Quelle saison choisir ?
Fin du printemps
Les névés donnent des contrastes forts mais compliquent les passages. La date ne suffit pas à connaître l’état du terrain.
Été
C’est la période la plus logique pour une première découverte et une nuit au refuge. Partez tôt pour limiter la chaleur et les risques d’orage.
Automne
L’air devient plus clair, la fréquentation baisse et la lumière rase mieux les reliefs. Les nuits sont froides et les jours courts.
Hiver
Le secteur demande une pratique de montagne enneigée adaptée.

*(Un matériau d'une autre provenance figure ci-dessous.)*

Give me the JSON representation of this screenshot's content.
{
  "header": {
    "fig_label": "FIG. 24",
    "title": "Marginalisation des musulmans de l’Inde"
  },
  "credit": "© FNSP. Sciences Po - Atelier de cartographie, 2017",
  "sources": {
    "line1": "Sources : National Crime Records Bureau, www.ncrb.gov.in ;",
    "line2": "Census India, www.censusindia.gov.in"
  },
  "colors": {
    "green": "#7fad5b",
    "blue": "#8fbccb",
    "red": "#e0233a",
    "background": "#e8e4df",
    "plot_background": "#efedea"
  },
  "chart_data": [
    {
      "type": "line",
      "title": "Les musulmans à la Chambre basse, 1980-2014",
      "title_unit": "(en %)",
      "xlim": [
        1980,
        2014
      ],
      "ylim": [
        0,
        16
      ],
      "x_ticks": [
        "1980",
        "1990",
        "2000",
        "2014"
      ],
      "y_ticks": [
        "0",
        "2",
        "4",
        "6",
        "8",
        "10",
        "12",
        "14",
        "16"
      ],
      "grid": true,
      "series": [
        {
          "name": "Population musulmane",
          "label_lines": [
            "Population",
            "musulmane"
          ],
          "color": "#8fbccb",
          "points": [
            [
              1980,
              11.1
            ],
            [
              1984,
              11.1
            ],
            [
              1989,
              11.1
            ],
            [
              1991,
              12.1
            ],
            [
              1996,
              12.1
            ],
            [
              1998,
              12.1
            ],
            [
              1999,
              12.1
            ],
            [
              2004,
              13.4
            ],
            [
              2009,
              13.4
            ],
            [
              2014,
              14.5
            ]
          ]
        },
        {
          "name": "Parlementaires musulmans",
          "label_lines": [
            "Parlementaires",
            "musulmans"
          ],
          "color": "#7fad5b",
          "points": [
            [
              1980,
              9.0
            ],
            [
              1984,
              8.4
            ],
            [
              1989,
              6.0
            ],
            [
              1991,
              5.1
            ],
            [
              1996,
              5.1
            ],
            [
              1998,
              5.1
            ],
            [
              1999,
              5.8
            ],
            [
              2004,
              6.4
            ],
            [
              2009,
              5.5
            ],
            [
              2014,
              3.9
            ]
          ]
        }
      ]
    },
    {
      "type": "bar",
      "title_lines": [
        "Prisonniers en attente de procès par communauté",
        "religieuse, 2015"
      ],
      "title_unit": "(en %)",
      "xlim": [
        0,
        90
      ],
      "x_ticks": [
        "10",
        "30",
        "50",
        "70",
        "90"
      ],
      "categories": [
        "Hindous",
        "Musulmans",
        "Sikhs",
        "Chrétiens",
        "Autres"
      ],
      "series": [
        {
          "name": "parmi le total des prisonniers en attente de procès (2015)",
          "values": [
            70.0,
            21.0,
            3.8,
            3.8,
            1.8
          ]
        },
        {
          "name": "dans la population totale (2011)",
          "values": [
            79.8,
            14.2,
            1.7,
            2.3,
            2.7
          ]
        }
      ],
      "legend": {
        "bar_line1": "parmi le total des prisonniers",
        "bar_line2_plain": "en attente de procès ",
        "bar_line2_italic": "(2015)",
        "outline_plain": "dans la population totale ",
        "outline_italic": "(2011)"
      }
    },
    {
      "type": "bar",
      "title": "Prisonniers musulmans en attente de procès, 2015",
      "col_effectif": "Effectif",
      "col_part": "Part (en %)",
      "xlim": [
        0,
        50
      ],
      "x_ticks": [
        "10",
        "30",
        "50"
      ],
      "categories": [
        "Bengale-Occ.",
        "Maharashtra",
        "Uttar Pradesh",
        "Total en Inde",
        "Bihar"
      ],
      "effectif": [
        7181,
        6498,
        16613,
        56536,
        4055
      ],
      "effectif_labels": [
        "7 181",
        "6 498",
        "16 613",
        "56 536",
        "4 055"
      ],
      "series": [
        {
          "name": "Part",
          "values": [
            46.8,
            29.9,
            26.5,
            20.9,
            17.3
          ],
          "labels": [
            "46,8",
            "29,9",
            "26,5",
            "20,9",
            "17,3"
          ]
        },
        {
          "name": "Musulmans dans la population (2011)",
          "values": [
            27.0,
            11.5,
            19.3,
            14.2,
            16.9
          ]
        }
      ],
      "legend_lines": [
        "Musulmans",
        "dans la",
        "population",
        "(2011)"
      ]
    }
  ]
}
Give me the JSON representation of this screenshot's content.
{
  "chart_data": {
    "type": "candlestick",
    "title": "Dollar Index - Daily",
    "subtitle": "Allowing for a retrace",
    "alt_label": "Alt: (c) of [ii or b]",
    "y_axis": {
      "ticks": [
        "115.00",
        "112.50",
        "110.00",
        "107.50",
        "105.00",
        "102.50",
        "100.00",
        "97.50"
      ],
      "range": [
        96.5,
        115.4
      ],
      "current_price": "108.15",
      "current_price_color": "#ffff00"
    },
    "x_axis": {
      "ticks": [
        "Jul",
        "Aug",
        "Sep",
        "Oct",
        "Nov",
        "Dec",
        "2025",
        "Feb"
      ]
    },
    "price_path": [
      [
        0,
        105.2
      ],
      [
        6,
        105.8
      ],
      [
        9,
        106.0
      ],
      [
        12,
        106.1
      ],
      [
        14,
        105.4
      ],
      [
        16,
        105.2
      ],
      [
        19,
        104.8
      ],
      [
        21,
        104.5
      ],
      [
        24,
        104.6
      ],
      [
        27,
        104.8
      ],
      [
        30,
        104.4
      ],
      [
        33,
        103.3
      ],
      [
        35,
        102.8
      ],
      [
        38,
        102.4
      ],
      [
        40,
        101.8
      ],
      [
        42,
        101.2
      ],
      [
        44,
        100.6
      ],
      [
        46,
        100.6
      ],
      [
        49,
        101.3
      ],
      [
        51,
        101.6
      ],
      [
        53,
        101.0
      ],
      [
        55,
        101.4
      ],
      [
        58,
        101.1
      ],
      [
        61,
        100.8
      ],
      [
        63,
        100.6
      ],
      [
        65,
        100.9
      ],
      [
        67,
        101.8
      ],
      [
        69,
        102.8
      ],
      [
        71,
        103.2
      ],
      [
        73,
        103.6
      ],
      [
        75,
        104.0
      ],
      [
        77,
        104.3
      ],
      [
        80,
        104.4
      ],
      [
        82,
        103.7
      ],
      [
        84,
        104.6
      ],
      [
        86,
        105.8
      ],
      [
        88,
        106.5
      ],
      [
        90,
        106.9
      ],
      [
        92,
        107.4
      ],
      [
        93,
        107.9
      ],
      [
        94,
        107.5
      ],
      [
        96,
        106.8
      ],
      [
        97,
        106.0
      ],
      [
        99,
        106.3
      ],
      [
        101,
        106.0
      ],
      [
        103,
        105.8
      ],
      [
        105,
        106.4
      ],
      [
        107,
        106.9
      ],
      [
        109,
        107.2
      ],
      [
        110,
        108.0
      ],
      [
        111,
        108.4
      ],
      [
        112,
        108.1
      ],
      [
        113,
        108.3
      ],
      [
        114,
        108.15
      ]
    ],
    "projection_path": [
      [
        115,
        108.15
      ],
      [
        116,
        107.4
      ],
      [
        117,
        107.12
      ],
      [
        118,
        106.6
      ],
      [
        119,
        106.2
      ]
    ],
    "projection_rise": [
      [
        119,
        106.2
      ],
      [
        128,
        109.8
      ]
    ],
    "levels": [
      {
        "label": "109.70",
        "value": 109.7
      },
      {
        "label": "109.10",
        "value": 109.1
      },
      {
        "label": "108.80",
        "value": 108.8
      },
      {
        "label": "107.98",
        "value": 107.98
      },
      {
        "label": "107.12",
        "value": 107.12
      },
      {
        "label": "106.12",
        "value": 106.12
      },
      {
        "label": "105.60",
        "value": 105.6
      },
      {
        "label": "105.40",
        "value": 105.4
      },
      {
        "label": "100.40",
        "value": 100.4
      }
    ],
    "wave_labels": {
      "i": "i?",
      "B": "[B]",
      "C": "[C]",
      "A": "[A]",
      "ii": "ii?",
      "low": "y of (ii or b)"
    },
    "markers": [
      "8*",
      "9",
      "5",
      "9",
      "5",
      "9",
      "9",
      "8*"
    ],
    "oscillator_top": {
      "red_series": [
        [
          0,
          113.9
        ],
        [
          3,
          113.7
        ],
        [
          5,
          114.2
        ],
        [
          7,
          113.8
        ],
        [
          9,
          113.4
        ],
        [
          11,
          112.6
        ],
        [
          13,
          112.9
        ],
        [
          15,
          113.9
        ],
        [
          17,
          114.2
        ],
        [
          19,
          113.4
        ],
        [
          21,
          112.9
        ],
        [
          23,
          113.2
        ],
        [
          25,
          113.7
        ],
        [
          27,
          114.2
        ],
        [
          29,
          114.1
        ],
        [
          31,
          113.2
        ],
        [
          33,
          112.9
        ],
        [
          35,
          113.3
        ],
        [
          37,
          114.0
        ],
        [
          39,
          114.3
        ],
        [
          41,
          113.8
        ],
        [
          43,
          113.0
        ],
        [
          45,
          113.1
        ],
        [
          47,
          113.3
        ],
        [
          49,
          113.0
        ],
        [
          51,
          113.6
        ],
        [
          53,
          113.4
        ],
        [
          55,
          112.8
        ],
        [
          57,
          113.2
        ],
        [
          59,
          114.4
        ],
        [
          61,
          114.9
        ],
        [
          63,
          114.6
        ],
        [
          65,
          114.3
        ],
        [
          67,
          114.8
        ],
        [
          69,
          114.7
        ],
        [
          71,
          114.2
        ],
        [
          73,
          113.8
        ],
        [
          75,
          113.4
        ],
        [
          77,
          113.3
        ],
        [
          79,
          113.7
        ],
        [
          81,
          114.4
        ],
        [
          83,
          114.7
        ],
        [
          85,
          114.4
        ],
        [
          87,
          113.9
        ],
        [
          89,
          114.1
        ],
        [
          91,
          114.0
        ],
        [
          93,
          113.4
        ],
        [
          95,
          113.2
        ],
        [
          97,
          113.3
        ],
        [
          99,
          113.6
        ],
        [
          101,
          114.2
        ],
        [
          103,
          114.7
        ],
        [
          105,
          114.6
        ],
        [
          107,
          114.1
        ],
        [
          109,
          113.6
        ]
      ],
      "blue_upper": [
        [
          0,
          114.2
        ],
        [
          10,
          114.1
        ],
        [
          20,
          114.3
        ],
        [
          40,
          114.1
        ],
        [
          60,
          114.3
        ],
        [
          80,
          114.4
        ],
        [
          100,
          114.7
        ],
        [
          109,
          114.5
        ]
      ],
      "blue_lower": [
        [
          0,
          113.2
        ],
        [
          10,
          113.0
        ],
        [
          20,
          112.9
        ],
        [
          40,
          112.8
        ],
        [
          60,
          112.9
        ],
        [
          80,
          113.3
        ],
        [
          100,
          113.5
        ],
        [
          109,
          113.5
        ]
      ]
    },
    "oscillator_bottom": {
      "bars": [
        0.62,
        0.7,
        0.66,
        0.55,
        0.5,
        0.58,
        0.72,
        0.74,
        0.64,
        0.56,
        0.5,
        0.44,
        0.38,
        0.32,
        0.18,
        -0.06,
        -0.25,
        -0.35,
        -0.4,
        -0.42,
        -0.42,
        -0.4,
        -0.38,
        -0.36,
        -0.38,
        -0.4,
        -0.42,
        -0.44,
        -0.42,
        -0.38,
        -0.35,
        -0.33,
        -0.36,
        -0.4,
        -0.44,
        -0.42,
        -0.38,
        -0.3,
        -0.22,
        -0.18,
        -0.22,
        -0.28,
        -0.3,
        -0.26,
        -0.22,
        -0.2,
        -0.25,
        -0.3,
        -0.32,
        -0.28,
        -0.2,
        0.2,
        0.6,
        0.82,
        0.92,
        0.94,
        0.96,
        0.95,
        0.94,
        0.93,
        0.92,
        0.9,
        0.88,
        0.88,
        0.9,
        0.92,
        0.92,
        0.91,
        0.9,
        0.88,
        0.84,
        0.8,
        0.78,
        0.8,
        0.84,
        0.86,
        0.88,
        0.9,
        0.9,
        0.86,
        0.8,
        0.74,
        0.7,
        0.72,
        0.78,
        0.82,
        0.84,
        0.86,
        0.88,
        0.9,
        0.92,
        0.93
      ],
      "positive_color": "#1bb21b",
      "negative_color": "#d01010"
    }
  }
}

Les itinéraires estivaux ne doivent pas être transposés sans analyse du risque et des conditions.
Composition et focales
- 16–35 mm : utile sur les crêtes avec un premier plan rocheux.
- 24–70 mm : meilleur compromis pour les lacs, refuges et paysages généraux.
- 70–200 mm : crêtes, Cime de la Jasse, animaux et superposition de lacs.
- Format vertical : sentier, cascade, refuge et sommet.
- Détails : roche, eau, herbes et éléments hydroélectriques pour enrichir une série.
Ne placez pas systématiquement l’horizon au tiers. Sur un lac très graphique, la symétrie peut fonctionner. Sur les crêtes, un cadrage déséquilibré donne parfois une meilleure sensation de passage et de vent.
Matériel et autonomie
- zoom standard et téléobjectif léger ;
- trépied compact pour les horaires extrêmes ;
- batteries supplémentaires et protection pluie ;
- lampe frontale avec mode faible ;
- carte hors ligne et solution d’orientation indépendante du téléphone ;
- eau et nourriture pour une durée supérieure au temps de marche annoncé ;
- vêtements chauds, même en été au refuge.
Sécurité et bonnes pratiques
Consultez la page officielle Refuge et lacs des 7 Laux par Le Pleynet et la présentation du tour des lacs des Sept Laux. Les conditions et les accès doivent être vérifiés avant le départ.
- réservez le refuge lorsque votre projet dépend d’une nuit sur place ;
- ne vous baignez pas dans les retenues et respectez les ouvrages ;
- restez sur les passages solides près des rives ;
- ne nourrissez pas les animaux et gardez vos distances ;
- ne prolongez pas vers le col de la Vache sans marge horaire et météo ;
- vérifiez les restrictions et la sensibilité des zones avant tout vol de drone.
Découvrir la Cime de la Jasse en tableau photo
Retrouvez également les lacs, crêtes et paysages du massif dans notre collection de tableaux photo de Belledonne.
FAQ : lacs des Sept Laux, col de la Vache et Cime de la Jasse
Peut-on visiter les Sept Laux à la journée ?
Oui, mais les accès sont soutenus et une sortie photo prend davantage de temps qu’une marche continue. Une nuit au refuge donne une marge beaucoup plus confortable.
Quel accès choisir pour une première fois ?
Le Pleynet constitue l’un des accès classiques au refuge et au plateau. Vérifiez la fiche officielle et les conditions avant le départ.
Le col de la Vache est-il une extension facile ?
Non. Il s’agit d’un passage de montagne plus engagé, souvent intégré à une itinérance. Ne le considérez pas comme un simple détour autour des lacs.
Où photographier la Cime de la Jasse ?
Elle est visible depuis le versant de Prapoutel et les crêtes voisines. Le Habert d’Aiguebelle permet également de travailler les alpages et la silhouette du sommet.
Quelle focale est la plus utile ?
Un 24–70 mm couvre les lacs et le refuge. Un 70–200 mm devient très utile pour les sommets et la superposition des plans.
Quelle est la meilleure saison ?
L’été est la période la plus simple pour une première découverte. L’automne offre une lumière plus basse mais des journées courtes et des nuits froides.